I've spent the last week working my brain overtime trying to figure things out for the ACC show in February. I've been making lists of potenially wholesaleable pots, doing lots of math, and overall stressing. I haven't settled on a making list yet but I need to get to work anyways. I cleaned my studio for the first time in awhile so now I have nothing left between me and the wheel.

I just did a firing in the gas kiln with mostly porcelain work. The firing went very well and I'm pleased with the whole load, the first time in years that I've been happy with a reduction firing. I also had about 30 test glazes and a few stoneware mugs. This should last me awhile, the only thing that sells slower than woodfired pots are clear glazed porcelain pots.

New brushwork pattern I've been toying with, this particular one is pretty much a direct ripoff, care to guess from who?


Scott Cooper inspired jar.

Ame glaze, stoneware on the left and porcelain on the right.

Grouping of pots.

That's all for now.

Sunday, October 10, 2010

Coming Soon...

Every fall I run a special sale on etsy, I like to think of it as a customer appreciation sale. Last year I offered $2 shipping on everything. This year I'm having a cup sale. Mugs and yunomi all for the low price of $12 with $6 shipping in the US. A nice woodfired cup shipped to your door for under 20 bucks, not a bad deal. It will go up Friday morning at 9am CST. Mark your calendars!


Wednesday, October 6, 2010

Bow down people.

I am apparently a master blogger. This is serious business. All shall love me and despair!

Good day to you minions.

Tuesday, October 5, 2010


I've let another week pass in epic blog failure. I've made about 100 pots in porcelain which I've been glazing today. Mostly in a simple clear glaze. I've done a couple runs of this stuff before, it's a nice change every once in awhile. I have no camera at the moment so you will have to take my word for it. Perhaps I'll get some photos when I open up the kiln.

Concerning my last post, for those of you that are sitting on the edge of your seats: the ipod was returned. I had to clamp down the vise a little harder and get the department chair involved and eventually it was returned anonymously. Make pots, don't steal.

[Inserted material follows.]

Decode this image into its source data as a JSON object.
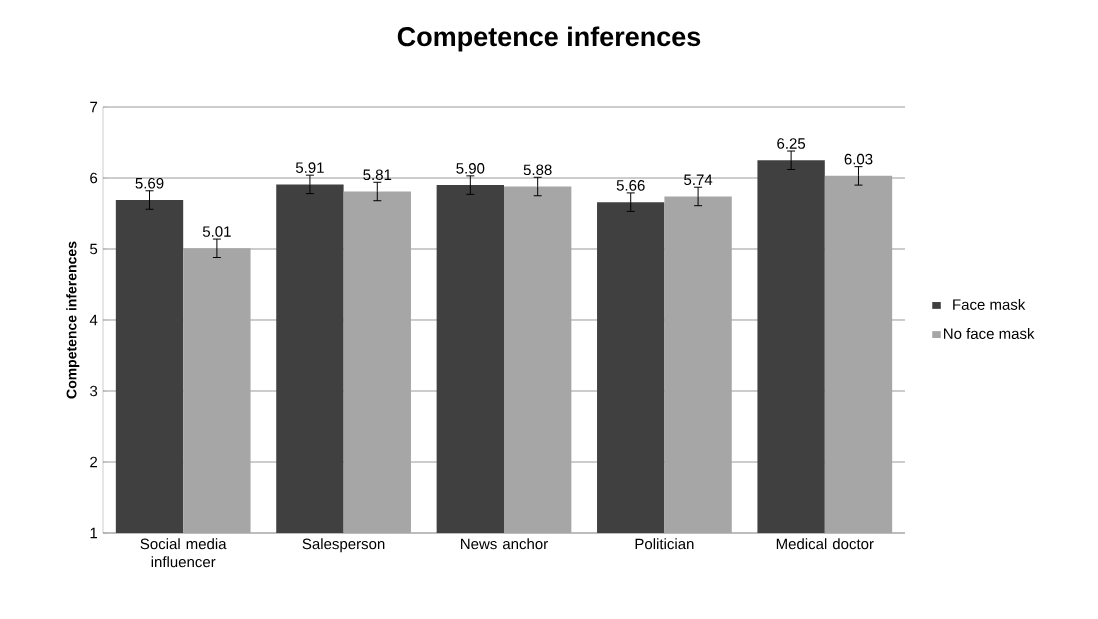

A few months ago I read the book "Shopclass as Soulcraft" by Matthew Crawford. I give it about a 6.5/10. The first half was very interesting, I did find myself having to re-read some passages and occasionally use the dictionary. The second half was a bit mind-numbing. In simplisic terms the book argues the case for work in the trades(as opposed to the abstract career path via college route) for a wide variety of reasons. The irony being that you would strongly benefit from a college degree in english or philosophy to be able to read this book. A good read all the same, though I would borrow it rather than buy it. I'll leave you with this quote from the book:

"The satisfactions of manifesting oneself concretely in the world through manual competence have been known to make a man quiet and easy. They seem to relieve him of the felt need to offer chattering interpretations of himself to vindicate his worth. He can simply point: the building stands, the car now runs, the lights are on. Boasting is what a boy does, because he has no real effect in the world. But the tradesmen must reckon with the infallible judgement of reality, where one's failure and shortcomings cannot be interpreted away. His well-founded pride is far from the gratuitous "self-steeem" that educators would impart to students, as though by magic."